When you drive through the open landscape around Lake Taupo, the present disappears and the deep geographic past rushes in. Volcanic fortress look down on you. The broad open sky challenges from above.

The Maori were the first to arrive from Polynesia. What an amazing landfall that must have been after weeks or months of sailing or paddling in open ocean.

There was no one here for them to meet, to negotiate with, or to conquer. As if traveling to the moon and stepping from the capsule (in this case an ocean going canoe), the Maori stepped into a virgin world that had been cooking evolution untended for millions of years. Amazing!

The Maori made the land theirs quickly and successfully. Their footprints are everywhere figuratively and literally. Their breath is the spirit of this country…or so it seems to me in the short time I’ve been here. But more about that later.

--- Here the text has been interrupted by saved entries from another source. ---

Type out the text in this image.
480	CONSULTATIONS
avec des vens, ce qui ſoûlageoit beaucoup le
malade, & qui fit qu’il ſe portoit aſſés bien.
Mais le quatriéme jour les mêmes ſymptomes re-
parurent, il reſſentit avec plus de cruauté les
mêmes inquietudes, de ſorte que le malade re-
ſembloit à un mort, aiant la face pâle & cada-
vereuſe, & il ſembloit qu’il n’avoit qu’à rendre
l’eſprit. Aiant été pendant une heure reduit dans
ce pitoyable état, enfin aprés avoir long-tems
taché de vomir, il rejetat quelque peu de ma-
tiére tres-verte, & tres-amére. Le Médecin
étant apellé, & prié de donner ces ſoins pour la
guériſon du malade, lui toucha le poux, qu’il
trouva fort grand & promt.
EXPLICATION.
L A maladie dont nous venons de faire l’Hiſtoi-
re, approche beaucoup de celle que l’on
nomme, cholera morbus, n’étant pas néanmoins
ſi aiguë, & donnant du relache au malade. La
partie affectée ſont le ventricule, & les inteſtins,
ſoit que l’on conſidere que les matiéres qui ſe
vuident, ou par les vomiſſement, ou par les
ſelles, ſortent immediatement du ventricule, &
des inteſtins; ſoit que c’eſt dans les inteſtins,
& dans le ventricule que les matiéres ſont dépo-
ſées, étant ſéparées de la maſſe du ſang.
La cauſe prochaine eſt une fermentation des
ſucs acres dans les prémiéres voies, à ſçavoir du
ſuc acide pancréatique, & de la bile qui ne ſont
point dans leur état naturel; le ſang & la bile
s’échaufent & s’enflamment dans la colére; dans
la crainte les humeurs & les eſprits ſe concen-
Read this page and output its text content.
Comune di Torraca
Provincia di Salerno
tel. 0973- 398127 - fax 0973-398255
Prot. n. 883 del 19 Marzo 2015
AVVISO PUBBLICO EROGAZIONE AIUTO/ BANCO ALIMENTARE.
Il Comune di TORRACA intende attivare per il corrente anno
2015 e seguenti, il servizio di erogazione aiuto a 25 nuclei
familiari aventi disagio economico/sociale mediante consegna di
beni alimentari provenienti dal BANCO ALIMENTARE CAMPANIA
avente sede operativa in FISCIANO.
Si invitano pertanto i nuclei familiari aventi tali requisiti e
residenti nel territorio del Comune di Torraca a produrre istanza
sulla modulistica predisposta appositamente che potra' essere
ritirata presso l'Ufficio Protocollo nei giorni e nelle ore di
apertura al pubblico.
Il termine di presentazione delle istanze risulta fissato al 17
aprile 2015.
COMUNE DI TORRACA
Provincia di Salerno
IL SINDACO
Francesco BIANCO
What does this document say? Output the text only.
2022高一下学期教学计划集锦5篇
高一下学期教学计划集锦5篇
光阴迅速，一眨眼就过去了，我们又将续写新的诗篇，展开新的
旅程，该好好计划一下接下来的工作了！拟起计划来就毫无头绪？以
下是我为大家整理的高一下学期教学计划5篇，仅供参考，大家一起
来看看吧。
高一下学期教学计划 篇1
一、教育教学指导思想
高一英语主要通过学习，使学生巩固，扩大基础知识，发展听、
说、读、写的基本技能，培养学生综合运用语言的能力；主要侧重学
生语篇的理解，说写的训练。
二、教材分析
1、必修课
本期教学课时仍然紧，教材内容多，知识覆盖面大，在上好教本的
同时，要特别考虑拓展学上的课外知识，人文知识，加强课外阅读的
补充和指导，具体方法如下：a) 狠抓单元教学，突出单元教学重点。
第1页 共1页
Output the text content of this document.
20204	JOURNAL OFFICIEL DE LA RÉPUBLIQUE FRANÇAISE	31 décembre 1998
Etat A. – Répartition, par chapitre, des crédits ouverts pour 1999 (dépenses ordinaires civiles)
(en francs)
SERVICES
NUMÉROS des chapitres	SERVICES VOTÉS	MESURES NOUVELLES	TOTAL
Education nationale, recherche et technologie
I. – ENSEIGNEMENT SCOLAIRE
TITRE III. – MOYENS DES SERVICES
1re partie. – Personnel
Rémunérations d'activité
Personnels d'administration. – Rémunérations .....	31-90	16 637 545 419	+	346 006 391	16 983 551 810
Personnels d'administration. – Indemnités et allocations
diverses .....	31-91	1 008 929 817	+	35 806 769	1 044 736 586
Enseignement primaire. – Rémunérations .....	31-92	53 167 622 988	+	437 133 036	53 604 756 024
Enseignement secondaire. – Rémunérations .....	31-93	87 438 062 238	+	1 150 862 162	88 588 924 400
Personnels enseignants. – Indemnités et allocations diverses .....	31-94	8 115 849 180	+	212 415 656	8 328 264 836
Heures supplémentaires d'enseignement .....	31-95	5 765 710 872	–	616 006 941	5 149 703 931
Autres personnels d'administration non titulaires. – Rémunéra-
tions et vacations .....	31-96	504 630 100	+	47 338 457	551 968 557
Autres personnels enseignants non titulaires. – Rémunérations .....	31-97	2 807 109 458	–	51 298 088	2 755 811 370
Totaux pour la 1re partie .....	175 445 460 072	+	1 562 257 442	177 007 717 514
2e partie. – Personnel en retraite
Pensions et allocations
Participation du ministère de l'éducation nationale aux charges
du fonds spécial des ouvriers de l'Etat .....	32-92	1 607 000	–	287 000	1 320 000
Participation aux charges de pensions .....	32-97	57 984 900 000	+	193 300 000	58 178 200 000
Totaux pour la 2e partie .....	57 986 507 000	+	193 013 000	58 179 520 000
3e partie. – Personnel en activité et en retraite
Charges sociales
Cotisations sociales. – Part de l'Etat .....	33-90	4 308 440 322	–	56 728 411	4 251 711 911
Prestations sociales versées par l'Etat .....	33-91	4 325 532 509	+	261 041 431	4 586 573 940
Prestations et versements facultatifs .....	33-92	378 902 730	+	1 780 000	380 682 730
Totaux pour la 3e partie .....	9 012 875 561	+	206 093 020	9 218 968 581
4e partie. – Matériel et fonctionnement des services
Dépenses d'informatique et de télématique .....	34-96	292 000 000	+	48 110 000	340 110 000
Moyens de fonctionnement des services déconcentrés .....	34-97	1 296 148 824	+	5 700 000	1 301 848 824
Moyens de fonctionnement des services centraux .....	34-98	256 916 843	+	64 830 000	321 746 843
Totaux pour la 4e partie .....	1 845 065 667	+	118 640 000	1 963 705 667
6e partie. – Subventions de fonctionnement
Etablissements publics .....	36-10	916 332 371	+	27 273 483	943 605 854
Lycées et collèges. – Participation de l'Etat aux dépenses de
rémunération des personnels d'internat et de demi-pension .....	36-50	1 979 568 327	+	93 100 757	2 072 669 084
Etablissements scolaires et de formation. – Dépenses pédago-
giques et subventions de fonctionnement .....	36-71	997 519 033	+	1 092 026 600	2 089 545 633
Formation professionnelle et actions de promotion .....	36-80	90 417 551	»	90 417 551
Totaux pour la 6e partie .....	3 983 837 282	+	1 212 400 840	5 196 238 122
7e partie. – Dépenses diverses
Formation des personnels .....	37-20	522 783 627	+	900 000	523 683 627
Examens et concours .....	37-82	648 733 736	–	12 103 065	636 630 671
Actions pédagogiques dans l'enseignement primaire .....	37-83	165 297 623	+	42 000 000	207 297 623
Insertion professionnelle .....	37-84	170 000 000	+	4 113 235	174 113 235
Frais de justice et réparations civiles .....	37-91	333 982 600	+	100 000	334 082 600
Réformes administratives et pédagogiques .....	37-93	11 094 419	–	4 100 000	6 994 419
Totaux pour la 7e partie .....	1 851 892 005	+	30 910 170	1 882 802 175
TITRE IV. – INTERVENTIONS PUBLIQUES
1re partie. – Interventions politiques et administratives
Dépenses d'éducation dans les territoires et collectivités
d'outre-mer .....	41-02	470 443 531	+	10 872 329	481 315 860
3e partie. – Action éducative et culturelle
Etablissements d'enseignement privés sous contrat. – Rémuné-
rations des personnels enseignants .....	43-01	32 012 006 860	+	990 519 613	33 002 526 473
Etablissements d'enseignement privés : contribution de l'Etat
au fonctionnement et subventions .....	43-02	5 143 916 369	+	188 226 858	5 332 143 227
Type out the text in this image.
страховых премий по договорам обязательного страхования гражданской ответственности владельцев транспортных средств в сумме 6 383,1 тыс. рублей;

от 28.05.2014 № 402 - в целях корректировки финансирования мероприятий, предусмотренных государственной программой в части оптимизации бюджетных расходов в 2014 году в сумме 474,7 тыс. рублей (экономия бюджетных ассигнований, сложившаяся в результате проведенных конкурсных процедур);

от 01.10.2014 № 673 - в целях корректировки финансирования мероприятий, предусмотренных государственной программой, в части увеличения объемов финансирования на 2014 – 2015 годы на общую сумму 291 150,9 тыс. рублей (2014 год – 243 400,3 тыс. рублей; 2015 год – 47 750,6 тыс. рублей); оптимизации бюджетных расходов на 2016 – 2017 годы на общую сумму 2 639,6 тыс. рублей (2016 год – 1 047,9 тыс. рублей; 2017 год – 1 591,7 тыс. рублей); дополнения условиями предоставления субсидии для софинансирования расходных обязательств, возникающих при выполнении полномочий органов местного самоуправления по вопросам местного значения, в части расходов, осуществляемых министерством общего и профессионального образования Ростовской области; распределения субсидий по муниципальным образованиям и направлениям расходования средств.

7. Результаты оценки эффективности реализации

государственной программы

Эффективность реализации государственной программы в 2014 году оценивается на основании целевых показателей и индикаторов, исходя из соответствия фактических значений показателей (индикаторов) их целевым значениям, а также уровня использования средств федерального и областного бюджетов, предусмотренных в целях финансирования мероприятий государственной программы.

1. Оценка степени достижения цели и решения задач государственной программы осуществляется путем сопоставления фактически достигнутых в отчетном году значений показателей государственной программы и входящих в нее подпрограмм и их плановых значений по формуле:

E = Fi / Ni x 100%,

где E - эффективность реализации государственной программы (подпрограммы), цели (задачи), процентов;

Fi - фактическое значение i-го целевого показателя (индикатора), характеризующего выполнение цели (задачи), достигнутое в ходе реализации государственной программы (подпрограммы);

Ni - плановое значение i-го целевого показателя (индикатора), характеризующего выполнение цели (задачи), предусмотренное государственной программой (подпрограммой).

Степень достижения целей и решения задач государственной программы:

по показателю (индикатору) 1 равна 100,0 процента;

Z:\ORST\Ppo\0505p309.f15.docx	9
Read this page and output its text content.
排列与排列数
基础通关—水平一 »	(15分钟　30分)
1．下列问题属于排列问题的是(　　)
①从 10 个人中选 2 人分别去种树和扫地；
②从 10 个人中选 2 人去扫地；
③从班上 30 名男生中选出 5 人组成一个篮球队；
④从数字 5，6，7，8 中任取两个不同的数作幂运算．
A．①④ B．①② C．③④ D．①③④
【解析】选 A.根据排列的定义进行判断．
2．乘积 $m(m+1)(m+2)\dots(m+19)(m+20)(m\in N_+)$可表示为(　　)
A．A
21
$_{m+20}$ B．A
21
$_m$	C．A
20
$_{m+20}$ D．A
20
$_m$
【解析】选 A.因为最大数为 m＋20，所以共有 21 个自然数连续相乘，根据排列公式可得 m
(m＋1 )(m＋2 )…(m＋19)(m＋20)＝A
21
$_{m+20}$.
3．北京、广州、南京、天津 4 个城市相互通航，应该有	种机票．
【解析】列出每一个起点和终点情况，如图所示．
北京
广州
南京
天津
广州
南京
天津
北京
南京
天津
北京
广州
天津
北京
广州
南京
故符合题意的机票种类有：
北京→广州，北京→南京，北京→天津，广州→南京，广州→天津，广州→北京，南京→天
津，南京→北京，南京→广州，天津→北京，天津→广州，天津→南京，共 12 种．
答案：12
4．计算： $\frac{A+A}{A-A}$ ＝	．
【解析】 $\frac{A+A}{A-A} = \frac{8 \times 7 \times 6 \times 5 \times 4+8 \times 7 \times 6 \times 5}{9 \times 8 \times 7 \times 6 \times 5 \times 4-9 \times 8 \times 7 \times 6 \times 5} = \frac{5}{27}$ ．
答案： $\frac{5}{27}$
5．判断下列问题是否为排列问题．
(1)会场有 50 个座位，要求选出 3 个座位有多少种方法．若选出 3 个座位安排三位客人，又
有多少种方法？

Brevity, remember brevity. This is a travel post. I’m getting a bit hungry or thirsty or both. Time to check out the civilized side of life in New Zealand.

Cheers,

fz

 

 

 

 

5 Responses to New Zealand – A Beautiful Child

  1. Anonymous says:

    Glad to hear you got safely to the Land of the Long White Cloud. It’s beautiful isn’t it? Make the most of the peace and serenity before you hit the madness of Sydney roads 🙂 As for the accent, do not mis-understand if a Kiwi brings the number 6 into the conversation! Wonder how all the vowels got so mixed up? Continue having fun. xx MM

  2. My husband and I loved our NZ trip back in 2010. So fun to see your take on it. Wishing you and Annette tons of fun and amazing discoveries!

  3. Anonymous says:

    wonderful fun.
    when you are in a restaurant ask for:
    “Fush and chupps” and see what you get!!
    Wonderful accents they have. Stunningly beautiful islands and such nice people.

  4. Parag Patel says:

    Keep sending the updates on your travels in NZ!